Aurizon carries a high uncertainty rating because of a few key factors. As it depends on global demand for steelmaking coal and iron ore, Aurizon could suffer in the event of a slowdown, particularly in China. Then there are the risks of bad weather, contract expiry, and an increase in government regulation in the form of tariffs, which could also crimp haulage volumes and profitability.

Over the long term, Atkins says, thermal coal faces declining demand in the western world, but Asian and Indian demand is likely to rise.

“Coking coal demand is likely to be similarly balanced by falling demand in China and growing demand in India and Southeast Asia. This underpins moderate growth in Australian coal exports and a solid outlook for Aurizon.”

Iron ore haulage generated almost 10 per cent of Aurizon’s profit in prior years, but Atkins says the outlook is weak given its customers are high-cost junior miners, in stark contrast to the customers for its coal haulage operations.

Aurizon Holdings (AZJ), Brambles v Morningstar Australia GR Index - Growth of $10k

A chart showing Aurizon, Brambles v Morningstar Aust GR Index over 10 years

Source: Morningstar Premium; data as of 25 May 2021

Brambles

Brambles is the largest and only global provider of reusable pallets and containers. It operates this circular business model in 60 countries throughout the Americas, Europe, and Asia-Pacific under its ubiquitous blue CHEP brand, which makes pallets, containers, bins, and beverage trays.

Brambles' developed markets businesses underpin its enterprise value estimate—delivering US$12.4 billion or about 90 per cent of Brambles' enterprise value, Slade says.

CHEP USA, for instance, is the US market leader, operating the largest pooled pallet network in the US, with a market share of 40 per cent—much larger than the other two national pooling players: PECO pallet and iGPS.

The CHEP Europe pallets business is Europe’s largest pallet pooling network. Brambles estimates its share of the European pallet market at 28 per cent.

Brambles uses a “hub-and-spoke” model under which used pallets are returned to hub service centres for repair and redistribution within the network. This circular model allows the company to save money and extend its customer base, which in turn helps generative attractive margins, and high average returns on invested capital.

Brambles’ major competition comes from non-rental pallet manufacturers/recyclers.

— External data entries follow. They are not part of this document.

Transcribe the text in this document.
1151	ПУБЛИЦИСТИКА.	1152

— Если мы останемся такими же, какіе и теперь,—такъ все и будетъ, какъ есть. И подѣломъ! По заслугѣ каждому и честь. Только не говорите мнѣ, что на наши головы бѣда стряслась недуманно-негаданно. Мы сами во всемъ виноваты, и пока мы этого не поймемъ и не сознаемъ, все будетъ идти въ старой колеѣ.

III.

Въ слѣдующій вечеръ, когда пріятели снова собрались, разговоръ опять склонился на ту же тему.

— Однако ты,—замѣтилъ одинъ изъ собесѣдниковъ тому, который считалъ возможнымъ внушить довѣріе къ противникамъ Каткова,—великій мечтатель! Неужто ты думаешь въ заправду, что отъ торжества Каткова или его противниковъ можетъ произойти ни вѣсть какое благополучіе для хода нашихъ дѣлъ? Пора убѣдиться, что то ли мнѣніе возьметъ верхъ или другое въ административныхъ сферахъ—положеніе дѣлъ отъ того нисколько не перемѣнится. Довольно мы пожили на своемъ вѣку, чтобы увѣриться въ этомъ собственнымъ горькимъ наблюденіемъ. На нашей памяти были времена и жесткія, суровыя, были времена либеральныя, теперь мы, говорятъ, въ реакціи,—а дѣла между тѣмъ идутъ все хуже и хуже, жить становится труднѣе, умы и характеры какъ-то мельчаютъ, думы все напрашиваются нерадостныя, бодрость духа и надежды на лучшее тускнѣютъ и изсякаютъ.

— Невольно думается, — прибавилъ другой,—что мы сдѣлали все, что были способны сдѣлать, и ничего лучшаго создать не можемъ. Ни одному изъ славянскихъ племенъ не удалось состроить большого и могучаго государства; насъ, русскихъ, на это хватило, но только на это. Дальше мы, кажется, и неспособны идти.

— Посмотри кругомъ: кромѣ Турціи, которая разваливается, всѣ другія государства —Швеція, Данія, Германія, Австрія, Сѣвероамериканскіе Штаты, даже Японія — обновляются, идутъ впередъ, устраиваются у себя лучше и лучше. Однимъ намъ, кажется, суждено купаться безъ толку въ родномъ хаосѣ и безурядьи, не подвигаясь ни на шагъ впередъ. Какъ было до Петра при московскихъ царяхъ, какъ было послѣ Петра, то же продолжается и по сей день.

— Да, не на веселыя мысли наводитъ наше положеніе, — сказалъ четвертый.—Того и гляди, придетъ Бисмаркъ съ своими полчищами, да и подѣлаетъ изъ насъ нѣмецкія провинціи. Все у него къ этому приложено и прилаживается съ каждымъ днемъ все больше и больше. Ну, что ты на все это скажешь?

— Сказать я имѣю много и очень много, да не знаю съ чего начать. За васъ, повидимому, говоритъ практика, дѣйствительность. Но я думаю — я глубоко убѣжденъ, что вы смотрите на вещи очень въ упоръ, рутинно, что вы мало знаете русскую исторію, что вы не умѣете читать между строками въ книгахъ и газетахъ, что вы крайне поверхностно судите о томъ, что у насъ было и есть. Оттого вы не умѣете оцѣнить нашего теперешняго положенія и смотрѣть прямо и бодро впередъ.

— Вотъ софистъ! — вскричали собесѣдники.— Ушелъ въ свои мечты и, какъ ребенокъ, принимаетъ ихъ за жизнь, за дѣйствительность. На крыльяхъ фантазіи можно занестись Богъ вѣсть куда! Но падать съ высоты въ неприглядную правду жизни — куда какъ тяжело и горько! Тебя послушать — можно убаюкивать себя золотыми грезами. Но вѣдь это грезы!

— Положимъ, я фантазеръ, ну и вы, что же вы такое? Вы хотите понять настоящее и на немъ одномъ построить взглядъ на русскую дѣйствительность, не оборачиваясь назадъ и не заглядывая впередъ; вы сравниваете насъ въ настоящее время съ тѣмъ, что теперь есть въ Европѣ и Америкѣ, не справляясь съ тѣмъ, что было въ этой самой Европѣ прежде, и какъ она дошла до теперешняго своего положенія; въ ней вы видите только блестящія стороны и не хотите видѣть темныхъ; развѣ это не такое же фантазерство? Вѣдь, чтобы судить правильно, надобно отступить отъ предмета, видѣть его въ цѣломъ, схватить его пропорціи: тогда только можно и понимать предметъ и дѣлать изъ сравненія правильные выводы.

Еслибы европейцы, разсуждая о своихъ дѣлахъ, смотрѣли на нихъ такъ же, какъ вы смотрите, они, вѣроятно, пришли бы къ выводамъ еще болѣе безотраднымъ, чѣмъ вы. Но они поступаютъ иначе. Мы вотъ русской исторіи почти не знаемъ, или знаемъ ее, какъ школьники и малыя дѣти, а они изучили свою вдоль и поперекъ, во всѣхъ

Non-rental pallets are known in the industry as “white wood” pallets.

Slade says the long-term growth prospects for undervalued Brambles remain bright in both developed and developing markets.

“We continue to anticipate improving penetration of Brambles’ pallet pools North America and Europe over the coming decade to drive strong earnings growth, underpinning our expectations for a robust 10-year EBIT CAGR of approximately 9.5 per cent.

“Longer-term expansion opportunities exist in key emerging markets including China, Russia and India, with the option to expand in these geographies valuable to Brambles.”

Another advantage is that most products moved on CHEP pallets are nondiscretionary items, so volumes remain relatively stable during downturns.

“With secular growth of Brambles' share-and-reuse model unlikely to abate within these markets any time soon, strong earnings growth will emanate over the coming decade,” Slade says.

Loss of market share unpalatable

The potential for loss of market share in regions where Brambles’ existing network is dominant—the US, Europe, and Australasia—represents the largest risk to Brambles’ valuation, Slade says.

“Failure to continually invest in the business and maintain pool quality can lead to customer losses in the medium term and would provide an environment where existing competitors or new entrants have the potential to make inroads into Brambles’ dominant share in pooled pallets.”